Industrial automation isn’t an industry known for excitement. It’s methodical, technical, and built on decades of established process. This makes it an unusual place to find one of the more compelling leadership philosophies in recent business writing.
But that’s exactly where John Berra spent his career, eventually becoming Chairman of Emerson Process Management and earning a place in the Process Automation Hall of Fame. And it’s exactly why his book Turning the Giant carries weight. The ideas weren’t developed in theory. They were tested against an industry that doesn’t change easily.
An Industry Built on “That’s How It’s Always Been Done”
If there’s one environment where resistance to change is baked into the culture, it’s industrial automation. Processes get established because they work, and once they work, changing them carries real risk. That makes it a particularly difficult place to introduce new ideas.
John spent his career inside that reality, first as a young engineer at Monsanto and later in senior leadership at Fisher-Rosemount Systems and Emerson. What he learned is that you don’t introduce change to an industry like this by announcing it. You introduce it by turning skeptics one at a time, building trust slowly, and staying with a vision long enough for it to take hold.
The Origin Story Is Smaller Than You’d Expect
Given how significant John’s eventual influence on the industry became, it’s striking how unglamorous the starting point was. Early in his career, he spent his time doing repetitive engineering work, the kind of task that doesn’t leave much room for big ideas.
Except it did, for him. The repetition produced a recurring thought: there has to be a better way. That thought, sustained over time, became the foundation for everything else. John describes it as frustration, properly channeled, and it’s clear from his career that the channeling part mattered as much as the frustration itself.
The Giants Get Bigger With Responsibility
A theme that runs through John’s reflections is that climbing the leadership ladder doesn’t make obstacles smaller. It makes them bigger. Corporate bureaucracy that felt manageable at one level of an organization becomes a much larger force at the next level up.
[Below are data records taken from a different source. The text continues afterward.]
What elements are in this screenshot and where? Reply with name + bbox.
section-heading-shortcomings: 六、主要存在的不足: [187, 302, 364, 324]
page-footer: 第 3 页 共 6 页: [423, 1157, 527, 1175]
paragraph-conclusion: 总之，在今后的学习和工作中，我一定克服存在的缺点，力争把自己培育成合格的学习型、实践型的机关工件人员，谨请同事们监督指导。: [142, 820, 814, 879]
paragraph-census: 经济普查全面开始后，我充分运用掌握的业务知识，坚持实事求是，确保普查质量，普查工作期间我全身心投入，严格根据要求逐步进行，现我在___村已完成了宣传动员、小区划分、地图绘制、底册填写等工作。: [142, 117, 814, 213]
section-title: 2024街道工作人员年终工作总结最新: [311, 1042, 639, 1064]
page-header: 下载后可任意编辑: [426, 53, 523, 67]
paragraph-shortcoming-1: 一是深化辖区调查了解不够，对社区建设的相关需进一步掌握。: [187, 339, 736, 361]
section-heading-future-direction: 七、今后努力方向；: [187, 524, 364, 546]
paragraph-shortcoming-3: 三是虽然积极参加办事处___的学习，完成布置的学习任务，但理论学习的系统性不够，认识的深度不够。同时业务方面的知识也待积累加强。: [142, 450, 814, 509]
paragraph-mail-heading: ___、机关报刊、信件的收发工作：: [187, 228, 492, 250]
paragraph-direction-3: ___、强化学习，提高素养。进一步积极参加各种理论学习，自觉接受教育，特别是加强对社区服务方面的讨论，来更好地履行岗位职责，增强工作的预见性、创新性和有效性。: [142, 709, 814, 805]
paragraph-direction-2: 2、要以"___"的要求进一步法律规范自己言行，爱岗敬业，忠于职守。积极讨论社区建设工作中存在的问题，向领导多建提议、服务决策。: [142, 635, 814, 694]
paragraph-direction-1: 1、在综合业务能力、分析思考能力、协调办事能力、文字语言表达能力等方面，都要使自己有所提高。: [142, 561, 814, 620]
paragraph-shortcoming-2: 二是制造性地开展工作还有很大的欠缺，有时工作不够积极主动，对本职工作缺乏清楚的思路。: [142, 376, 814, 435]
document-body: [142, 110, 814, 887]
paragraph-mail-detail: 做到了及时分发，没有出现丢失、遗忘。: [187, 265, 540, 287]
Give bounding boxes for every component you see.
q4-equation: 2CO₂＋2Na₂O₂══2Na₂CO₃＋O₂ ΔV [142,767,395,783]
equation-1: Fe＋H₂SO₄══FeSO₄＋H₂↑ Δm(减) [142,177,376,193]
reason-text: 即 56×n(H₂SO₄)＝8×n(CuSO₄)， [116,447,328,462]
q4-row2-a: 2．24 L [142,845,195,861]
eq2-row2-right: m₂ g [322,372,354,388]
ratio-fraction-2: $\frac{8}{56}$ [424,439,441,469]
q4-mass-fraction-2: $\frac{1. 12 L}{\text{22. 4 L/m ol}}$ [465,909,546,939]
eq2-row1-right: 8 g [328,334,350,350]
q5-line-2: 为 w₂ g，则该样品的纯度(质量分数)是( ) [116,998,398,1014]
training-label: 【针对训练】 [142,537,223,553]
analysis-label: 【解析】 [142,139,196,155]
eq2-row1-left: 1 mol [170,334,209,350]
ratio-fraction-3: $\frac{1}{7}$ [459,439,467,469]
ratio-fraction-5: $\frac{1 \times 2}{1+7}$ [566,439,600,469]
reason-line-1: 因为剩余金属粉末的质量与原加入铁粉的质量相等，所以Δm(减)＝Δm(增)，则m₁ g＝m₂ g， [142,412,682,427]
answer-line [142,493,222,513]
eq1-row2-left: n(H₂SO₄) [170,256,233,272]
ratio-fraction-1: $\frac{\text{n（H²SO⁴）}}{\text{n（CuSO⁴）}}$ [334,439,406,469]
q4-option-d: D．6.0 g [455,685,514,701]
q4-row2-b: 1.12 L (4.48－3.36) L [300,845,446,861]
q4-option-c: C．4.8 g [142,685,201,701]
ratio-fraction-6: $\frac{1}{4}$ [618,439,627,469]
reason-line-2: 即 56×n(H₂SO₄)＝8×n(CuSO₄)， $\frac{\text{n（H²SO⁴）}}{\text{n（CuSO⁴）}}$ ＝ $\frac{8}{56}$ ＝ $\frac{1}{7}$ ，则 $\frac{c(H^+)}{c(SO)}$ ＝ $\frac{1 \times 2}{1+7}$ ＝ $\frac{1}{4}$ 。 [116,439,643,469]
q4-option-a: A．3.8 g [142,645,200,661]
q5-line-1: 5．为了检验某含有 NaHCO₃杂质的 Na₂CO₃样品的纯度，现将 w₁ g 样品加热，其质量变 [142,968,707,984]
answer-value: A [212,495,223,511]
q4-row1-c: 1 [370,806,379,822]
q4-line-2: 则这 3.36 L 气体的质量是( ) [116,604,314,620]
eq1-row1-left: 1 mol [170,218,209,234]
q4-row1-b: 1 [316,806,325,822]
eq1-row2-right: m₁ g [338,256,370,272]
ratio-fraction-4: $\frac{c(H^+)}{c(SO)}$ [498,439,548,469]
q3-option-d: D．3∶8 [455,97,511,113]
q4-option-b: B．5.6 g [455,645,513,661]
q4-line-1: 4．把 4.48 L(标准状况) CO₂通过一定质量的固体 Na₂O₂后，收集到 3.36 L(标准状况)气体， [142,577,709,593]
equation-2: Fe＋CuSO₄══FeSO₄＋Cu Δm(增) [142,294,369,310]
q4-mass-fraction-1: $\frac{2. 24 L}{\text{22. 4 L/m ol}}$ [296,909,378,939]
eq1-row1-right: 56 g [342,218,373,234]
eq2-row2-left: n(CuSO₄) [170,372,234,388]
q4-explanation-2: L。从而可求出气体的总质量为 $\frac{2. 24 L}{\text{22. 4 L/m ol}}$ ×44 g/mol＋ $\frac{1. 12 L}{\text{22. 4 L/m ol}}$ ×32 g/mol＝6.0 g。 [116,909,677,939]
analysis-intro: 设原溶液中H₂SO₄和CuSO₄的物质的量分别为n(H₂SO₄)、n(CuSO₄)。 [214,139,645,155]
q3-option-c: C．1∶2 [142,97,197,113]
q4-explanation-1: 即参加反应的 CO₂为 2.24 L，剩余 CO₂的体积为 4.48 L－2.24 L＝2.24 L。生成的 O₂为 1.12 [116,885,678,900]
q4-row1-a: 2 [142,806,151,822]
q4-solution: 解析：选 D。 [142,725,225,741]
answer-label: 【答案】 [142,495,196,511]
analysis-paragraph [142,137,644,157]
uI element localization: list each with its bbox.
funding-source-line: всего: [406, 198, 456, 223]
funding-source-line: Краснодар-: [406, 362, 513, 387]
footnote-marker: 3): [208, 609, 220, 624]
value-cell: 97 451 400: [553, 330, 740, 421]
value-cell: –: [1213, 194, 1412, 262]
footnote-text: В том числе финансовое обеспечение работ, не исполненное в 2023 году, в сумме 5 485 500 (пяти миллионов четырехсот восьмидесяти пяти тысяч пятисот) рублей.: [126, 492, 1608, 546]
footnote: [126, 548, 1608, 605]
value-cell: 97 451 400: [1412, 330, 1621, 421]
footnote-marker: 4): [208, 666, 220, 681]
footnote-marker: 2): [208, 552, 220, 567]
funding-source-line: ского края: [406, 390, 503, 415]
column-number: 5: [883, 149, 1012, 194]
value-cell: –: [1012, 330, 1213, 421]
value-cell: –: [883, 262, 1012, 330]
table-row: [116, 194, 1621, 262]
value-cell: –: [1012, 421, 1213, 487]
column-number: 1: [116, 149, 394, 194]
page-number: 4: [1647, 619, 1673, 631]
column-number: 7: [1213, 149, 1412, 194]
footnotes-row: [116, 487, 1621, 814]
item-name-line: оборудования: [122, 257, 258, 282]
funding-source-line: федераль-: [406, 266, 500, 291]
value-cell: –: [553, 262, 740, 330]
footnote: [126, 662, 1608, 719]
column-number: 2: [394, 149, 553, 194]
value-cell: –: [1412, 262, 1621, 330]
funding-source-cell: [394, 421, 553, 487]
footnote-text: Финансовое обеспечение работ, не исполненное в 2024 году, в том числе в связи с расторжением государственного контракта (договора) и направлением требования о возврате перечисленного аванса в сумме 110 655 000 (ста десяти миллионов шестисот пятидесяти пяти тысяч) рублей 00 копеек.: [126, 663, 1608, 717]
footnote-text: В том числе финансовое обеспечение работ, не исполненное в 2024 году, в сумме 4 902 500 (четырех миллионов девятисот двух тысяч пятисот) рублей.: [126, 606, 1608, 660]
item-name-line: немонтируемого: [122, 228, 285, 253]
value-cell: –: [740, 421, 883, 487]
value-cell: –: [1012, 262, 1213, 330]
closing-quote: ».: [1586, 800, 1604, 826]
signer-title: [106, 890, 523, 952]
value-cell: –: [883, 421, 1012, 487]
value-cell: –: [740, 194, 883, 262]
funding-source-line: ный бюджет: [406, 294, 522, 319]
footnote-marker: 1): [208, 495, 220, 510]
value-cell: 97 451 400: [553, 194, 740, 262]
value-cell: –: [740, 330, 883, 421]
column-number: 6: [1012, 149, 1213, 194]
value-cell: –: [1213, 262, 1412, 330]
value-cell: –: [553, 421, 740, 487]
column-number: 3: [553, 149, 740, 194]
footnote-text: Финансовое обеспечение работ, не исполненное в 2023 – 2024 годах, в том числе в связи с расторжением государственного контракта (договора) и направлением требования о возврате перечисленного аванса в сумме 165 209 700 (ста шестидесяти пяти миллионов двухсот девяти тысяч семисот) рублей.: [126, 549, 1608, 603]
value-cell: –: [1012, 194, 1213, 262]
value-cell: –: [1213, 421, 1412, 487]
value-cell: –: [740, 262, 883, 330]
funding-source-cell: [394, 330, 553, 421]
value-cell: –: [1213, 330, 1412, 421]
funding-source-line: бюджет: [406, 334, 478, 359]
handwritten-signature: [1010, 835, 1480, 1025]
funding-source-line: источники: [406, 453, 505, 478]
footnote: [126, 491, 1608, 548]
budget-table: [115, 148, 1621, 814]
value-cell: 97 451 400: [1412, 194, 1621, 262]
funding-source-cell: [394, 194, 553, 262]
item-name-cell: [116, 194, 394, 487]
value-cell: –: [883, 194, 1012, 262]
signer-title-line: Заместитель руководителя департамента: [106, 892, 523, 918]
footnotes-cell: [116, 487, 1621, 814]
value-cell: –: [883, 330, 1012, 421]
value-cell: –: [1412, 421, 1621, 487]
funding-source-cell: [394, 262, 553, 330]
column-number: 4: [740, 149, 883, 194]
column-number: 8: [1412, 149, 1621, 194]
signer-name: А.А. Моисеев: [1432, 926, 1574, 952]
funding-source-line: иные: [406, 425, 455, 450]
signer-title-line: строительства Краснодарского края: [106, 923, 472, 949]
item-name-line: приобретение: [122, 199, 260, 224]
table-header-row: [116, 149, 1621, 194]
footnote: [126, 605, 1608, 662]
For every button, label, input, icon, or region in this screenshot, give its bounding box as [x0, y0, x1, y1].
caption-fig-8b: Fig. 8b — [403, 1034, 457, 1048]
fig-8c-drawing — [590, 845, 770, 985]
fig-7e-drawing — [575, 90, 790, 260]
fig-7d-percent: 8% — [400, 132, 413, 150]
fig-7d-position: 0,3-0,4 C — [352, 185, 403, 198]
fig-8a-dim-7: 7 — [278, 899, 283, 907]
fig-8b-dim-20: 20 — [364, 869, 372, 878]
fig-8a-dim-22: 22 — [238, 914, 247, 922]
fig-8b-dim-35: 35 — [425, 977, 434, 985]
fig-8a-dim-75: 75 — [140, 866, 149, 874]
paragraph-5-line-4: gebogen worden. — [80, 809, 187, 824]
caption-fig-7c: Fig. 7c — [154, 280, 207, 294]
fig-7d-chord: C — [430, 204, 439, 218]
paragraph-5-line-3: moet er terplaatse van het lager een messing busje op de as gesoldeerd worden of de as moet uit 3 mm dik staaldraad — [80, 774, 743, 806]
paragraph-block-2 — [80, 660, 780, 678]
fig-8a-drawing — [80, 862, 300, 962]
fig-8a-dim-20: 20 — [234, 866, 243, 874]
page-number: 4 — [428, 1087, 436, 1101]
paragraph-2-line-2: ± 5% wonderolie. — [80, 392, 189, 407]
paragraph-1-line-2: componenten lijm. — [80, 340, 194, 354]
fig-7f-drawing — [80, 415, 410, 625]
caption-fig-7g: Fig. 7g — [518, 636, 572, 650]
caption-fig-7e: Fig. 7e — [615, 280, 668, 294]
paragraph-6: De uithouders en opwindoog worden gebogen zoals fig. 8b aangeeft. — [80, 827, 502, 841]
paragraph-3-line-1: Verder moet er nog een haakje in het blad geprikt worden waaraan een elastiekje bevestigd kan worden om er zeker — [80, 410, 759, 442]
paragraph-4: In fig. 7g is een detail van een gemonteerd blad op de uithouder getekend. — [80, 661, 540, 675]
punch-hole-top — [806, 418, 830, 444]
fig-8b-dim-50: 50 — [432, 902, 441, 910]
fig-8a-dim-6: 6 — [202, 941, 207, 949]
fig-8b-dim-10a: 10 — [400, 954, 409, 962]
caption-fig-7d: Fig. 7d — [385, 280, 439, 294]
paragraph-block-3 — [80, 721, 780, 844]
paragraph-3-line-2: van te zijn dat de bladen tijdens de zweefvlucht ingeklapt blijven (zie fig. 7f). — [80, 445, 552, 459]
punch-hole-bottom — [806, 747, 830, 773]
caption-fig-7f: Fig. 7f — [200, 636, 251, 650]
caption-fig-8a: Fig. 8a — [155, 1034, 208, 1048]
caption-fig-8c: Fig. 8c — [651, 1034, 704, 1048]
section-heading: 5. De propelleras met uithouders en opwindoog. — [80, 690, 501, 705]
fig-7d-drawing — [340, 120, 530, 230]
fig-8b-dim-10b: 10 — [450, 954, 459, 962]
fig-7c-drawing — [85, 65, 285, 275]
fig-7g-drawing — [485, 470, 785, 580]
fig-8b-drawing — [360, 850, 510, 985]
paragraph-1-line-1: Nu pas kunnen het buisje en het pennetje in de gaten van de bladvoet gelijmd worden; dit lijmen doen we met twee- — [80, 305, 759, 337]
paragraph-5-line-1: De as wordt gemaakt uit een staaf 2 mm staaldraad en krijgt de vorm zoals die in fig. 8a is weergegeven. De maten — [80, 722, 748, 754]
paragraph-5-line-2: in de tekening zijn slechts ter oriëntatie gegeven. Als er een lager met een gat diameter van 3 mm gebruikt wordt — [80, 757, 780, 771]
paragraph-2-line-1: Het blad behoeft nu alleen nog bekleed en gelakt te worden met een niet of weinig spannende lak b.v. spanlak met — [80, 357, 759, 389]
What changes, according to John, isn’t the size of the giant. It’s the leader’s tools for dealing with it. In the early career, the instinct is often to push through or around obstacles. Later, the more effective approach becomes redirection, finding ways to work with the forces in play rather than purely against them.
Innovation Inside the Machine
One of John’s more useful corrections to conventional thinking is his insistence that genuine innovation isn’t limited to small, unstructured companies. Some of the biggest transformations he witnessed happened inside large, established organizations with plenty of process and history.
The difference wasn’t structure or size. It was whether leaders were willing to challenge entrenched practices, empower people to push back on “the way things are done,” and stay the course through resistance rather than retreating at the first sign of pushback.
A Practical Starting Point
For anyone looking to apply John’s thinking immediately, his advice is refreshingly concrete. When you hit resistance, resist the urge to either fight harder or walk away. Instead, ask how the resistance itself might be turned, redirected toward something productive.
It’s not a guaranteed formula. But according to someone who spent decades turning giants inside one of the resistant industries around, it’s a question worth asking every time.
Every leader faces giants. Berra’s central claim is that the ones who succeed learn to turn them rather than exhaust themselves fighting head-on. He develops that idea in greater depth in his book, Turning the Giant.